A man's bizarre meltdown after his family abandons him is the main event in "Trench Road," Finnish helmer Veikko Aaltonen's adaptation of the award-winning novel by Kari Hotakainen. Well-produced pic holds attention, yet falls short, as lead perf and direction fail to maximize the story's rich potential for pathos, grotesquerie and black humor.
A man’s bizarre meltdown after his family abandons him is the main event in “Trench Road,” Finnish helmer Veikko Aaltonen’s adaptation of the award-winning novel by Kari Hotakainen. Well-produced pic holds attention, yet falls short, as lead perf and direction fail to maximize the story’s rich potential for pathos, grotesquerie and black humor. It’s a study of escalating madness and obsession that remains too politely outside those qualities. Nonetheless, results rep a viable fest item with above-average broadcast sales prospects.

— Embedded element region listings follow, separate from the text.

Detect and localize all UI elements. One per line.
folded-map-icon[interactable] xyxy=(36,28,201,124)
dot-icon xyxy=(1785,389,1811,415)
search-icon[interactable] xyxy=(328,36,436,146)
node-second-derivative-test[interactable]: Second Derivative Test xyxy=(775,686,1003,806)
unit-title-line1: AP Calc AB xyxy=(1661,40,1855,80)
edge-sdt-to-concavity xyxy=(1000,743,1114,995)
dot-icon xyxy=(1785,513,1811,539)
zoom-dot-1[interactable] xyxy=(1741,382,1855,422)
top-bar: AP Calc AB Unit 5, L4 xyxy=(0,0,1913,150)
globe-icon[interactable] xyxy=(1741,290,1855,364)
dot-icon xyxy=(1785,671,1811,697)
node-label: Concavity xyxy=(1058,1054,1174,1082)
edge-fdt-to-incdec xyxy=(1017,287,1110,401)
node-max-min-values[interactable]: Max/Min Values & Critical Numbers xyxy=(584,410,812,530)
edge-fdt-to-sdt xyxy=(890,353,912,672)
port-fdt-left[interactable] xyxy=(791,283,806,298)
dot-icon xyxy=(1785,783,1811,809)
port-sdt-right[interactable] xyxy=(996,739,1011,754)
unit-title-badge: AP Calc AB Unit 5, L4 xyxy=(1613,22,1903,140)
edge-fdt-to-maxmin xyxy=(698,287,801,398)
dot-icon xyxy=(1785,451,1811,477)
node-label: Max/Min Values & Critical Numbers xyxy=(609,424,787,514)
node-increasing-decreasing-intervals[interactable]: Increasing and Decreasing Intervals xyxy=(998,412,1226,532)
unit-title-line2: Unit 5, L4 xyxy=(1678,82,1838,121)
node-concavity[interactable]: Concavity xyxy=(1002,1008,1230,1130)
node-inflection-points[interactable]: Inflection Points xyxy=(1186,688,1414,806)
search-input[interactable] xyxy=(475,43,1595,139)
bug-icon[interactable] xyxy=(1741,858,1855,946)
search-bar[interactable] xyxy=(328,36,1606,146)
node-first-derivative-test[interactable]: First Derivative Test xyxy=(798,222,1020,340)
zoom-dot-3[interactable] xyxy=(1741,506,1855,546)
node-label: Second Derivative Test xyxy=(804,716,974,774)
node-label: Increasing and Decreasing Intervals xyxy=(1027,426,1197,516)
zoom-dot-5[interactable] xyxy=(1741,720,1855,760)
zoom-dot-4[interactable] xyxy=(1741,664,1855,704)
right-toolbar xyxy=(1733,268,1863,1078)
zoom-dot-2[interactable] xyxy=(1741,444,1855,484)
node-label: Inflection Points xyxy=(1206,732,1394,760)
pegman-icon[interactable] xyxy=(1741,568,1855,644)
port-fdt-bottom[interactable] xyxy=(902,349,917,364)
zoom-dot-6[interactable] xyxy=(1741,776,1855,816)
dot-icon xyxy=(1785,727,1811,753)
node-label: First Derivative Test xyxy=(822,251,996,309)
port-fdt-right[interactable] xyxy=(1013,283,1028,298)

Eero Aho plays Matti Virttanen, a forklift operator and talented amateur chef whose complacency is making unsympathetic wife Helena (Tiina Lymi, thesp’s off-screen spouse) furious. One night when she berates him as less than a real man, he impulsively hits her — a first such offense, but enough to provide her with excuse to leave their apartment with his beloved young daughter and file for divorce.
Rapidly unraveling in his new solitude, Matti begins obsessing over the acquisition of a veteran house — one built for returning soldiers after WWII — as the missing factor that will magically bring his family back together. He also commences rigorous physical training in planning to intimidate, military-style, the owners of homes he covets.
This conceptual mix of “American Beauty”-type midlife-crisis-in-suburbia satire and paramilitary delusions a la “The Beach” should be more striking than it is. Aaltonen’s too-evenhanded approach doesn’t reflect the protag’s disintegration in stylistic terms (a few tepid TV commercial fantasies aside), and lead Aho is just passable in a potentially great role. By the time Matti barricades himself in a stranger’s home, holding an actual veteran (Esko Pesonen) captive at gunpoint while baffled police, wife and child stand outside, pic should have worked up a much headier foam of mingled absurdity, suspense and tragedy.
Generation-gap resentment by younger Finnish men (who’ve never served in a war) toward their Greatest Generation forbears, and all related issues of macho insecurity, constitute a central theme pic could have articulated more clearly for offshore auds.
Package is smoothly handled on all tech levels; Mauri Sumen’s score verges on the bombastic.